Flamengo é o adversário perfeito para o River

PATADAS Y GAMBETAS: Por Tales Torraga

Os argentinos amam o Rio – ou Río, como grafamos.

Sabem o fetiche brasileiro por Miami? É por aí. Brasileiros-Miami, argentinos-Río.

Não há portenho que não tenha falado, por exemplo, dos eternos verões de Claudio Paul Caniggia e sua mulher Mariana Nannis na suíte de ambos no Copabacana Palace. Ou dissecado em detalhes a história de Gustavo Cordera, um dono de loja de carros que passou férias no Rio sem um peso no bolso e resolveu ficar.

Só voltou um ano depois, apaixonado pelo Carnaval e decidido a virar cantor – e virou um dos melhores do rock do país, autor de uma linda versão de El Tiempo No Para, de Cazuza. Divina. ''A Argentina é amarga, o Rio é Carnaval'', falam e hablan.

Foto: Gilvan de Souza
Pois bem. Esta mudança – positiva – de ares é mais que necessária a um River que tem um baita de um timaço, mas que é uma lágrima na Argentina.

O goleiro, Armani, está bem cotado por Sampaoli para ir à Copa. Arqueiro de luxo. Com ritmo, pode ser titular da seleção. Os laterais são uruguaios: Mayada, pela direita, defende mais, ao contrário de Saracchi, de 19 anos, pulmões intactos.

Os zagueiros são Maidana – guerreiro eterno, desde a Segundona – e Martínez Quarta, excelente, mas com ainda a provar depois de seu afastamento por doping.

Os volantes são Ponzio, que faz Guiñazú parecer um poodle, e Enzo Pérez, que deve pintar na Argentina mundialista como titular: Ojo: Enzo vem mal no Argentino e foi expulso no sábado. Enquanto o Flamengo guardou os seus titulares, o River teve equipe completa na derrota de 1 a 0 para o Vélez no José Amalfitani.

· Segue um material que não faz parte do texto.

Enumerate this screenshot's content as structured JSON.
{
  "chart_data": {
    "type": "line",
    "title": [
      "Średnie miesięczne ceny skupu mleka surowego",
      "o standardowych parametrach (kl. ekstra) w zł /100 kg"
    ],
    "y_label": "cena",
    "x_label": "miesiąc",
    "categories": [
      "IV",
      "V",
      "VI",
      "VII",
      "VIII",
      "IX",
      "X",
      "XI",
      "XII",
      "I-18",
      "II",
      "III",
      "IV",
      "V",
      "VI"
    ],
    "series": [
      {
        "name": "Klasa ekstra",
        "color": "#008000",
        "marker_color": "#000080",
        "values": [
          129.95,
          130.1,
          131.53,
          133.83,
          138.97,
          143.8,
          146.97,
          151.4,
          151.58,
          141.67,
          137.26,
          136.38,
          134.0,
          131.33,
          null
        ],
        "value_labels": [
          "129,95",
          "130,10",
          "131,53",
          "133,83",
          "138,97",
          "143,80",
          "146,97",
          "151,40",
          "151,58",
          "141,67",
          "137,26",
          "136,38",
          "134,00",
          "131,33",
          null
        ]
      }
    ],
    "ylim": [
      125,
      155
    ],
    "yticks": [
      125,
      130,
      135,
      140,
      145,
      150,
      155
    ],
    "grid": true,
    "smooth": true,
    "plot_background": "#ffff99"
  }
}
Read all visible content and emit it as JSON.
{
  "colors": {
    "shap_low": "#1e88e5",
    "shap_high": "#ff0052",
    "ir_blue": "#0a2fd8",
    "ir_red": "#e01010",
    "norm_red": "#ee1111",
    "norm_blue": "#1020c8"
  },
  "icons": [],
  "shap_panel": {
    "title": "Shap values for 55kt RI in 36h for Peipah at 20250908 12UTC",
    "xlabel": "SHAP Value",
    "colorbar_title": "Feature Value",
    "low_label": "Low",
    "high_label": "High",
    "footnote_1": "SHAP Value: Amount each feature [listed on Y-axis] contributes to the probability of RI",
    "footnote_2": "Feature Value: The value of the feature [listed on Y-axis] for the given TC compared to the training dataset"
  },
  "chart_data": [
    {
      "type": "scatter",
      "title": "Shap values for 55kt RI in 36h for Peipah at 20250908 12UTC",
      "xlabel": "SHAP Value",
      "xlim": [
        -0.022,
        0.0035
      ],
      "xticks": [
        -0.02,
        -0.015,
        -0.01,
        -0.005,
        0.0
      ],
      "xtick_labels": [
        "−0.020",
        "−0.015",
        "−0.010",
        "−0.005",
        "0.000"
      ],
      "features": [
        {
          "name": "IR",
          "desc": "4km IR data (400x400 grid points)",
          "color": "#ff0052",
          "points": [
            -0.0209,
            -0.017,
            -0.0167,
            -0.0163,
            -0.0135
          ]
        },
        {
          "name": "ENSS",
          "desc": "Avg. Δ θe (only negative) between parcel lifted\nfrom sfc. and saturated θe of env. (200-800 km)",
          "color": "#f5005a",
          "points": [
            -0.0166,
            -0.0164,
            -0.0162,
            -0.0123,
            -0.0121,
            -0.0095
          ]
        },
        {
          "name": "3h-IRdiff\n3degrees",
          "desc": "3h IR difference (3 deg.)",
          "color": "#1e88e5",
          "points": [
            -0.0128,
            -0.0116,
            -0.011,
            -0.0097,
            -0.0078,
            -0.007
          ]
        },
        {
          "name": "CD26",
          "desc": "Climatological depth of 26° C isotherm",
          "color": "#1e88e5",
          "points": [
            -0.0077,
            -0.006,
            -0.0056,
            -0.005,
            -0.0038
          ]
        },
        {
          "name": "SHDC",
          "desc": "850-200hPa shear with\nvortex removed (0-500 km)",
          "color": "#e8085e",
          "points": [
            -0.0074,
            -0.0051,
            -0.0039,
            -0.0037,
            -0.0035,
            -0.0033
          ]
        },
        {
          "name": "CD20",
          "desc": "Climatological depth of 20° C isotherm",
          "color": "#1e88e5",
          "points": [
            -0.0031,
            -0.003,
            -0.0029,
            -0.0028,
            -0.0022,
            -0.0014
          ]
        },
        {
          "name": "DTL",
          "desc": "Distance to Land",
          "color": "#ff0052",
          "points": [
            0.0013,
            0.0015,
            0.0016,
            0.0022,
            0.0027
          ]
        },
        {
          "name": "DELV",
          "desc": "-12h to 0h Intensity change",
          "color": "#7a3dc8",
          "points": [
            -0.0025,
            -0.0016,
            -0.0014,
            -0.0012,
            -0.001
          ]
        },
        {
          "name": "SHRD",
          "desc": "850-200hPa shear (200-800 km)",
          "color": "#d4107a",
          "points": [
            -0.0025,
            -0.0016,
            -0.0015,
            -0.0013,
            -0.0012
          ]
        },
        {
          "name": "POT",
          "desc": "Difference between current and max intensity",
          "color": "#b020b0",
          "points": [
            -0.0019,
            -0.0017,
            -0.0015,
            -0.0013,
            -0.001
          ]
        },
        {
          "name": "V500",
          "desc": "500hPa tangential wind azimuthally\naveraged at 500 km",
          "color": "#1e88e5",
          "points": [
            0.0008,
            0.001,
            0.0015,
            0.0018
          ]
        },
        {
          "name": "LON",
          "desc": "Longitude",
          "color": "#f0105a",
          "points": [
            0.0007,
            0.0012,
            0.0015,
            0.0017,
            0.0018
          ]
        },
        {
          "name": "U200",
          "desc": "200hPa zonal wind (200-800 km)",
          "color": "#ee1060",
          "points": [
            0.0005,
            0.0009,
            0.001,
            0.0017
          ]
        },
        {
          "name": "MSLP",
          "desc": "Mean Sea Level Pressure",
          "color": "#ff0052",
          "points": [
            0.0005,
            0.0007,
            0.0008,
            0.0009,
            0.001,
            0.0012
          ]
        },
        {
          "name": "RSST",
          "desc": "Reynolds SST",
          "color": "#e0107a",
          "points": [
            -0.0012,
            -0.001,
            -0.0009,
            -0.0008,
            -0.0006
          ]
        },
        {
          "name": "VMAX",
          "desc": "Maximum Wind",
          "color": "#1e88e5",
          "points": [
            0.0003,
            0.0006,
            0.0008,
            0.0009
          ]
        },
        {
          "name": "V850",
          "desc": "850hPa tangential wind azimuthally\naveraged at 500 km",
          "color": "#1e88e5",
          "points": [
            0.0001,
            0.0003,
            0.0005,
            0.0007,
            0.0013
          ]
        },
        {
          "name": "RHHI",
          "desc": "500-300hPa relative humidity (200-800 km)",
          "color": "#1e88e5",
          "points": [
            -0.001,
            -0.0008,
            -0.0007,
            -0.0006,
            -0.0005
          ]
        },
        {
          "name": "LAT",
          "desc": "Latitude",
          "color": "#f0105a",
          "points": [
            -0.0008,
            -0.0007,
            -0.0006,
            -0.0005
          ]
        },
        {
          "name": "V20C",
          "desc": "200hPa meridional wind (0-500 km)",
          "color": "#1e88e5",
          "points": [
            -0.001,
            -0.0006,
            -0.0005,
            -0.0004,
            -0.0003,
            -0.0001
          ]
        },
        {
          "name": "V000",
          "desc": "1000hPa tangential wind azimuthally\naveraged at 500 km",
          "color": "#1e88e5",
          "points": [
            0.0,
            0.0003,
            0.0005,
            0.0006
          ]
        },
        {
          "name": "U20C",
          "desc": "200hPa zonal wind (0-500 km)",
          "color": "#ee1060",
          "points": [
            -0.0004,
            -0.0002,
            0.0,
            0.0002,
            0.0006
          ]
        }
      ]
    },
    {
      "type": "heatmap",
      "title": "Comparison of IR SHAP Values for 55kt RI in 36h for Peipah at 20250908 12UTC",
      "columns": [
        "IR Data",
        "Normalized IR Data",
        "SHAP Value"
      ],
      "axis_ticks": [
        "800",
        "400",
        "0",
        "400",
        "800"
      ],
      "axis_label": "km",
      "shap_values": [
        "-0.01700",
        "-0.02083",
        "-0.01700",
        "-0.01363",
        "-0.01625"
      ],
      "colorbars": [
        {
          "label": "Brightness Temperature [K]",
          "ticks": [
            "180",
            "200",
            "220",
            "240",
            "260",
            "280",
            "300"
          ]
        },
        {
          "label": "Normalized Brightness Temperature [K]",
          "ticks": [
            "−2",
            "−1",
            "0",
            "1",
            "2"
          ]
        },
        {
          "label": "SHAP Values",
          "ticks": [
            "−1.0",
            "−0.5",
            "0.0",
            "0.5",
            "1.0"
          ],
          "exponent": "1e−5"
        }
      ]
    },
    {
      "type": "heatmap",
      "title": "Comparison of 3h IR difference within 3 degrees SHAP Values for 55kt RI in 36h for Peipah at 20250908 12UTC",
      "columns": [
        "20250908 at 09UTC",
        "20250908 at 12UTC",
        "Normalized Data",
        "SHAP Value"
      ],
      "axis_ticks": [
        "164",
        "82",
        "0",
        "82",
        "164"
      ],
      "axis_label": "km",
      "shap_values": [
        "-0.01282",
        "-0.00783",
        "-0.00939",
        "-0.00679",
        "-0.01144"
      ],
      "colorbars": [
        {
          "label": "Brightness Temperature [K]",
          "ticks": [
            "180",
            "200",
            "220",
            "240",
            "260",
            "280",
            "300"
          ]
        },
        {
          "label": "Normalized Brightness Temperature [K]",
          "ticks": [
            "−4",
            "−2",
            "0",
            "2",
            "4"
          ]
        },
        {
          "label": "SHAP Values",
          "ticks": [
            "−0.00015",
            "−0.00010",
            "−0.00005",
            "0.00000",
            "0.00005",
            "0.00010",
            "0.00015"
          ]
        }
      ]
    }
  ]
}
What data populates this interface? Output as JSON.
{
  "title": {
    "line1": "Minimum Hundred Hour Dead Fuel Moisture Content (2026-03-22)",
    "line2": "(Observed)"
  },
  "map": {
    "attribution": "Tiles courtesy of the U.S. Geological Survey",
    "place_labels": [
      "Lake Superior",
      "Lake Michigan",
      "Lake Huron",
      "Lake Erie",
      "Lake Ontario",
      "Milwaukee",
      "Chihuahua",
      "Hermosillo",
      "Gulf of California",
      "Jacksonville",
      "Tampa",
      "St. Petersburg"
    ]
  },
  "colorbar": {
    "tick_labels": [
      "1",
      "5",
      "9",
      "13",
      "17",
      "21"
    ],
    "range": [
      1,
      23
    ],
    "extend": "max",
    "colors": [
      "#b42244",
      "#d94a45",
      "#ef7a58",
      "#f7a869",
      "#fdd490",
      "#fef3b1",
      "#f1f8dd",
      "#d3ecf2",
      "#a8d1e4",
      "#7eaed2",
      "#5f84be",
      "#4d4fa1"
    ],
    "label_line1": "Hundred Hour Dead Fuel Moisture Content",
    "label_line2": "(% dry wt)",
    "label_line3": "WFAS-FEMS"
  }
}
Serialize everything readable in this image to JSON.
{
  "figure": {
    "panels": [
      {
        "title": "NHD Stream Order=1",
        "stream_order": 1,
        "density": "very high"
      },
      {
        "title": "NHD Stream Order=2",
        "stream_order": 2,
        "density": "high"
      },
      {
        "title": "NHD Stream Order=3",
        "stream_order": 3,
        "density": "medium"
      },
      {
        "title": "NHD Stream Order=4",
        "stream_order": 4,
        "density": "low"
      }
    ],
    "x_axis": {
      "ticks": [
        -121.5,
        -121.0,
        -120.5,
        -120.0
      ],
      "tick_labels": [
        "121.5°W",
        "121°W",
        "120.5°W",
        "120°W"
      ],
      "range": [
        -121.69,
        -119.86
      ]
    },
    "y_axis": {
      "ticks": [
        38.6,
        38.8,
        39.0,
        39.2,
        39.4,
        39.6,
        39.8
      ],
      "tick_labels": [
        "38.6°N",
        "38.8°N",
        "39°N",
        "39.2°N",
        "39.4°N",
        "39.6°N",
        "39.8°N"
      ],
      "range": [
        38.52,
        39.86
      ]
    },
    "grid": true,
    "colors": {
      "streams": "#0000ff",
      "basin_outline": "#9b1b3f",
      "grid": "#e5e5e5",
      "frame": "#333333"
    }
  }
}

O vai e vem do meio deve ser composto por Zuculini e De La Cruz, que não assustam ninguém. Os titulares Chino Rojas, Nacho Fernández e Pity Martínez estão fora. Rojas e Pity, por lesões; Nacho, pela expulsão no (ay!) 4 a 2 do Lanús.

O ataque terá o uruguaio Mora e Pratto, que no fim de semana foi xingado de ''gordo inútil de 14 milhões'' por um narrador de rádio em plena transmissão.

Scocco não está 100% das costas. Deve começar no banco.

O River é, hoje, o time mais copeiro da Argentina. Nos últimos três anos e meio, ganhou sete campeonatos em mata-matas: uma Libertadores (2015), uma Sul-Americana (2014), duas Recopas (2015 e 2016), duas Copas Argentinas (2016 e 2017) e uma Suruga Bank (em 2015).

O desempenho nos torneios longos, porém, não chega nem perto. Por isso a mudança de ares – e de formato – deve fazer bem ao River. O clube quer prover que o problema não é ele. É a Argentina que explode em um caos que faz o Río parecer que continua lindo.

O clube quer prover que o problema não é ele. É a Argentina que explode em um caos que faz o Río parecer que continua lindo.